S’il faut imaginer les deux responsables du label, plantés devant leur mappemonde, à se demander où la suite de leurs aventures internationales pop va les mener après l’Angleterre (inspirée du Viet Nam), le Québec, les USA, la France, la Russie, les Philippines ou même Singapour, les voir accueillir à présent un artiste australien est tout sauf une surprise si l’on se rappelle à quel point la première incarnation de ce projet, Beko Disque, faisait la part belle aux musiciens du down under. C’est d’ailleurs un peu sous le patronage de Liam Halliwell, figure omniprésente de la jeune scène indépendante australienne qu’est réalisé ce premier disque à l’incroyable fraicheur. Pourtant, c’est peu de dire que question références, tout y passe et Blood Knows balaye à lui seul tout un pan de l’histoire moderne de la musique à dominante synthétique en ne s’interdisant pas grand-chose. Non sans nostalgie, mais avec l’idée que l’on peut sonner moderne (et jeune) sans forcément user des artifices actuels que seraient de gros rythmes vaguement latinos ou l’auto-tune à toutes les sauces, le disque sonnerait presque comme la playliste d’une de ces radios libres qui ont éclos à l’époque, ouvrant au moindre gamin doté d’un transistor FM un monde musical d’une beauté luxuriante qui repoussait au loin les diktats des radios périphériques. De la new wave des néo-romantiques anglais aux hybridations US à l’origine de la house si intelligemment mises en valeur par le label Warp à l’occasion de ses 10 ans avec la compilation essentielle Warp 10+1 : Influences, Leigh Craft trace un impeccable parcours qui lui ressemble avant tout.

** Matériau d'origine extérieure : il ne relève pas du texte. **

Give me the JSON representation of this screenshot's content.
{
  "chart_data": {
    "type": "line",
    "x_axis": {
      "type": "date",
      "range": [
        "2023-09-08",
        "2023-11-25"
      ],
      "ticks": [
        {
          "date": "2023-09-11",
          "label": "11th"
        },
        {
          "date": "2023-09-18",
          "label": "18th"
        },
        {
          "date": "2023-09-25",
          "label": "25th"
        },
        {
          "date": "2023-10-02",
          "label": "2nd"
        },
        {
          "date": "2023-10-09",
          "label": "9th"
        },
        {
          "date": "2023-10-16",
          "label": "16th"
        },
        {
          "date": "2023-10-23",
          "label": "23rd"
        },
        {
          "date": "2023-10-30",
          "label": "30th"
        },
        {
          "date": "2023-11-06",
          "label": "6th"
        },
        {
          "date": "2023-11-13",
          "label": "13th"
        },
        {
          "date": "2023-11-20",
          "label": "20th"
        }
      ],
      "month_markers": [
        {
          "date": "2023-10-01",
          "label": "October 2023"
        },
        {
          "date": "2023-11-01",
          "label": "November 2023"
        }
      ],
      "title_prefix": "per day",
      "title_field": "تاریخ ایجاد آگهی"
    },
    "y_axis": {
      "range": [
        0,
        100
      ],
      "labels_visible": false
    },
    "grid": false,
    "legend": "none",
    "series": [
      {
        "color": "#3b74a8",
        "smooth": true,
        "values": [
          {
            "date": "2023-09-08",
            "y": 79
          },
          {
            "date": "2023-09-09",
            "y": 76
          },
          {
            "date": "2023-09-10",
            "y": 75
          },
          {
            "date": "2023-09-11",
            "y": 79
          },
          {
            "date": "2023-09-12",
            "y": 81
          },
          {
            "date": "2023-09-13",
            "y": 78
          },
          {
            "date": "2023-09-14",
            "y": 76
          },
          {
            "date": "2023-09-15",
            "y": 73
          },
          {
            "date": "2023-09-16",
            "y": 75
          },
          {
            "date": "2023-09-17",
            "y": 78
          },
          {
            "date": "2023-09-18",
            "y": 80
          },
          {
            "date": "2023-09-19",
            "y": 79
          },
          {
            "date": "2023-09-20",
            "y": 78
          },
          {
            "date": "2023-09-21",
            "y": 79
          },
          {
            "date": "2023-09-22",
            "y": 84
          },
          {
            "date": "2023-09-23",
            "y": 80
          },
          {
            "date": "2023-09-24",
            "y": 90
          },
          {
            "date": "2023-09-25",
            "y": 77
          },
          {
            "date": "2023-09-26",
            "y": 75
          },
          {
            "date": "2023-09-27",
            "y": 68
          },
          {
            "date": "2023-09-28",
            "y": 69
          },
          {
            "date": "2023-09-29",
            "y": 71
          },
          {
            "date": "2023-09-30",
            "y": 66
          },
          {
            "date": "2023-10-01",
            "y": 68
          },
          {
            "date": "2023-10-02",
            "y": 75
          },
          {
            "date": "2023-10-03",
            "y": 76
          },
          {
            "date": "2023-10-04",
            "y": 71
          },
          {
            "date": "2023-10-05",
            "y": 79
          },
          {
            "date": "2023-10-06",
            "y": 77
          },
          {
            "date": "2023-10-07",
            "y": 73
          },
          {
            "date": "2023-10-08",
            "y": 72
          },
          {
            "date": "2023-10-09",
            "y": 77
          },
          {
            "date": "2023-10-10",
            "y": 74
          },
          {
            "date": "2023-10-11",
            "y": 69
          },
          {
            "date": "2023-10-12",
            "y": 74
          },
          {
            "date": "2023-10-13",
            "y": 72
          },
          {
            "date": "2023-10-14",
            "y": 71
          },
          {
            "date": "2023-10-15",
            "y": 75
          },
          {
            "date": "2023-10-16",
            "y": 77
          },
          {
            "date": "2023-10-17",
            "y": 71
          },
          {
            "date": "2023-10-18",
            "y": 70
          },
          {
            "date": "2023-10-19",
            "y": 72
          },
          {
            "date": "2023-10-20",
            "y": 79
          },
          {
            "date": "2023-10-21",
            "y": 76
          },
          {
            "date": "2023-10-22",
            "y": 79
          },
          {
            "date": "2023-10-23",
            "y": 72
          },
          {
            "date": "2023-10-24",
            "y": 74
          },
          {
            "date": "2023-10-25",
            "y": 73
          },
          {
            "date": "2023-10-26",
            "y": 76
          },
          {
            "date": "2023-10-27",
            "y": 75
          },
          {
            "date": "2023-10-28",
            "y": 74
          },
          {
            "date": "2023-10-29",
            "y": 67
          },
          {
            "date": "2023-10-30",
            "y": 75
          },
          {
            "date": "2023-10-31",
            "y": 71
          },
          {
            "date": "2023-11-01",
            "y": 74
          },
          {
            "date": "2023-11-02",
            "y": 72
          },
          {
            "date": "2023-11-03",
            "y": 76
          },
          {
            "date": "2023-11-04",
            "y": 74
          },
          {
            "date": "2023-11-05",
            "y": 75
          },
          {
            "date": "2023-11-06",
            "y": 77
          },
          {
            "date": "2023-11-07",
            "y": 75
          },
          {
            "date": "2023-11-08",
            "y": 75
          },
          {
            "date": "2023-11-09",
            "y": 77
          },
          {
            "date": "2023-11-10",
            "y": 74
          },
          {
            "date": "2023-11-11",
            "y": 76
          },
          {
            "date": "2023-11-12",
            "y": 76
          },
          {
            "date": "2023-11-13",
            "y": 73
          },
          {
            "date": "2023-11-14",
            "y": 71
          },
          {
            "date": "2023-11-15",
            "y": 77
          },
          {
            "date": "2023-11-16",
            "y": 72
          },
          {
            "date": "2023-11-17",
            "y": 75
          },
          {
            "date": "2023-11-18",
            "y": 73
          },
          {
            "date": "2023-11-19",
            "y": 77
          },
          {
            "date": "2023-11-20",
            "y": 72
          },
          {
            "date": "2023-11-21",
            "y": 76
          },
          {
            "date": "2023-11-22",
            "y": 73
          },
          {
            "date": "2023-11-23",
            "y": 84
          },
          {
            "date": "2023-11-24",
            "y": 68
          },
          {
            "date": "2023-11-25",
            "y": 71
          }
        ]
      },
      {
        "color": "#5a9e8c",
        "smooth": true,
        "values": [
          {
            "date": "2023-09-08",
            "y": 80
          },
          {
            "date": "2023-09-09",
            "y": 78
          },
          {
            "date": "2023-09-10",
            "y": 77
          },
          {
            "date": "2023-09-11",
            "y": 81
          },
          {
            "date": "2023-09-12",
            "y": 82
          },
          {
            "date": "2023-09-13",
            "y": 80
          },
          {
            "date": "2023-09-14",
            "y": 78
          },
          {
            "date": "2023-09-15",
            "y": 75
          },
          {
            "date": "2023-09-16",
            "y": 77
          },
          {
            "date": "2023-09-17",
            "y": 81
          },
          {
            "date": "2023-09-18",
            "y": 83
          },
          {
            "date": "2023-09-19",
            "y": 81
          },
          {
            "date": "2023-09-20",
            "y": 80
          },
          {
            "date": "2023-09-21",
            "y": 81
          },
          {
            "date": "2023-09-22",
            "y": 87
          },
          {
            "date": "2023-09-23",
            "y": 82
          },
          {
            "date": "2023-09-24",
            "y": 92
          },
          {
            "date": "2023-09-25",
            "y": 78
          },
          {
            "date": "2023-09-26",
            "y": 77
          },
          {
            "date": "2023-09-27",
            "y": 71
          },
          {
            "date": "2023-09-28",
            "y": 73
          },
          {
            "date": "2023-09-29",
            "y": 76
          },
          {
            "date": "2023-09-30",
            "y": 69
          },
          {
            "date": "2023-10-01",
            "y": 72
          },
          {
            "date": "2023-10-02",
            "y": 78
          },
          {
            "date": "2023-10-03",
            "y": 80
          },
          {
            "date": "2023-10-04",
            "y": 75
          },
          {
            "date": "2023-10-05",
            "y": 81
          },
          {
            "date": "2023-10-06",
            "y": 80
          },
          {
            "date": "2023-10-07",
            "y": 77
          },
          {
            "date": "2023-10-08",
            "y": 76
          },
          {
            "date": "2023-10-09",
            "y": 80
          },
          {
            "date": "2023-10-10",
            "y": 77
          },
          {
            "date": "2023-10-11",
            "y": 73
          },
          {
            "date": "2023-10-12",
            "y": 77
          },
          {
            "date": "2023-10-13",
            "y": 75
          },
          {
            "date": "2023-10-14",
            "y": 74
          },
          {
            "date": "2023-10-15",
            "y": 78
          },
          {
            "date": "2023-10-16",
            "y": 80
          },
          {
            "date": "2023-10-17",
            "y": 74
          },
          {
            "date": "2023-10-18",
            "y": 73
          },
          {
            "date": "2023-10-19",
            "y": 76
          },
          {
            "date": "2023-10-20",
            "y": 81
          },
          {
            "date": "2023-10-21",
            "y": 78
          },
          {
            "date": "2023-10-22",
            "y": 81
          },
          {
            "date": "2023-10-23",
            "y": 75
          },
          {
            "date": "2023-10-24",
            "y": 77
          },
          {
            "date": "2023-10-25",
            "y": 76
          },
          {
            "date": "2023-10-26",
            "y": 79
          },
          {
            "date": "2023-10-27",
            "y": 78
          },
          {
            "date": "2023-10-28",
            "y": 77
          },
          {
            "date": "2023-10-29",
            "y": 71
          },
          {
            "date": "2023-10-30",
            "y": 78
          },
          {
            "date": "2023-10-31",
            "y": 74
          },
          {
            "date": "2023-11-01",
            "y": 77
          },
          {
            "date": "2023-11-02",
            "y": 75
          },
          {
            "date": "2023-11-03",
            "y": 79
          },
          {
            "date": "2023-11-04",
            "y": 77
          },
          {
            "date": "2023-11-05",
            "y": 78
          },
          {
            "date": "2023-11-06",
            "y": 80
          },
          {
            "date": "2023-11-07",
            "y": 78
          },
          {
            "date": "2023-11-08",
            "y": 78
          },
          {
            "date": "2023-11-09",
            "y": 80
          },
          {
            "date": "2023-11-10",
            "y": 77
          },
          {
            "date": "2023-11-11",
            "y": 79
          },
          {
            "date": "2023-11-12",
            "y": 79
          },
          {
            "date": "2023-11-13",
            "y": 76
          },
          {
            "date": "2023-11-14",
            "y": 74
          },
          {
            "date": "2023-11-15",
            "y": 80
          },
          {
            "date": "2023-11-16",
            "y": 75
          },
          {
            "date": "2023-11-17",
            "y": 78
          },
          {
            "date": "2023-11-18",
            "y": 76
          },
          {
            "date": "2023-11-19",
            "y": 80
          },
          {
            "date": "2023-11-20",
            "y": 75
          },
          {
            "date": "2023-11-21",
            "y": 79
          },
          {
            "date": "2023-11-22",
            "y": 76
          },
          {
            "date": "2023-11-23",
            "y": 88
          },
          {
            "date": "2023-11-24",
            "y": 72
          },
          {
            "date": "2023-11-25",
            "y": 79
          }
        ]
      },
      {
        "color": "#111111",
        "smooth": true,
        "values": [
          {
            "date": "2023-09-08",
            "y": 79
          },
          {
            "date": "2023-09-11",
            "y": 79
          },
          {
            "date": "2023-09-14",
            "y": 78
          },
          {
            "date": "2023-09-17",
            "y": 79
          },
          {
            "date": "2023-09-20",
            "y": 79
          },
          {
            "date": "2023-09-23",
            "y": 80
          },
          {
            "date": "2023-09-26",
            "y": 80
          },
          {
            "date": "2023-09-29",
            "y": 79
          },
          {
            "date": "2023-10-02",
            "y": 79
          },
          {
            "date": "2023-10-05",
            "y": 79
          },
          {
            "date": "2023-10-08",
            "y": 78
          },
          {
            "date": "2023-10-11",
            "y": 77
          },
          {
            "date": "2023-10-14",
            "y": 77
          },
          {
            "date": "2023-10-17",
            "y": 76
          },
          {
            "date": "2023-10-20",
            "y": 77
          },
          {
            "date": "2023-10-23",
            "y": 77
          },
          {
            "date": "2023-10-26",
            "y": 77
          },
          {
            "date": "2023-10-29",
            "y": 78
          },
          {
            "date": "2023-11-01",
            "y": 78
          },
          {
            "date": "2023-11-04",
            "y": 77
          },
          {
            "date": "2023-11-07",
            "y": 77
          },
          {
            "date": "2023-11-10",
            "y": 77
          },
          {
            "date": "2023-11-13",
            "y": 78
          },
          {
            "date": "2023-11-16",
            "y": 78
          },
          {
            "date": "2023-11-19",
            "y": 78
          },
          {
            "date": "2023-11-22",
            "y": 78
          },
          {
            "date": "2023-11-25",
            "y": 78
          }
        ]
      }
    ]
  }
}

Le parcours ordinaire d’un jeune artiste qui commence dans une chambre transformée par la magie informatique en studio californien au son incroyable, sans doute un peu impersonnel, évidemment, mais qu’il est loin le temps des productions bedroom pop lo-fi dont le souffle finissait de nous décoiffer. Qui se poursuit par l’affirmation d’une voix sensationnelle, d’une suavité qui vient vous caresser le pavillon avec tendresse et fermeté. Qui se termine enfin par une écriture d’une grande maturité qui offre au disque quelques véritables grands moments, des hits, des tubes, appelez cela comme vous voulez : des chansons frisant la perfection dans leur construction, leur groove, leur prestance mélodique. En deux titres d’ouverture, la tonalité du disque est donnée. C’est d’abord le lumineux Happy To Be Wrong qui reflète les grands espaces de son Australie baignés à la fois d’un soleil incandescent et de la new wave du Heyday de The Church. C’est ensuite le funk métissé de Body qui convoque ni plus ni moins que le fantôme du fantasme adolescent que fut Anna Lacazio et avec elle tout l’esprit de ces petites douceurs indémodables que l’on fredonne secrètement lorsqu’elles passent dans la sono du supermarché ou que l’on reprend à tue-tête avec quelques grammes dans les poches lors d’impayables soirées « années 80 ». Oui, Blood Knows ne s’interdit rien et surtout pas de sonner comme du très bon Cock Robin. Mais c’est niché comme souvent en milieu de disque, suivant la théorie rarement mise à défaut de la « plage 7 », que l’on retrouve Full Moon, sommet de groove hypnotique qui déroule en pilotage automatique avant de débouler sur un refrain de haute volée, imparable.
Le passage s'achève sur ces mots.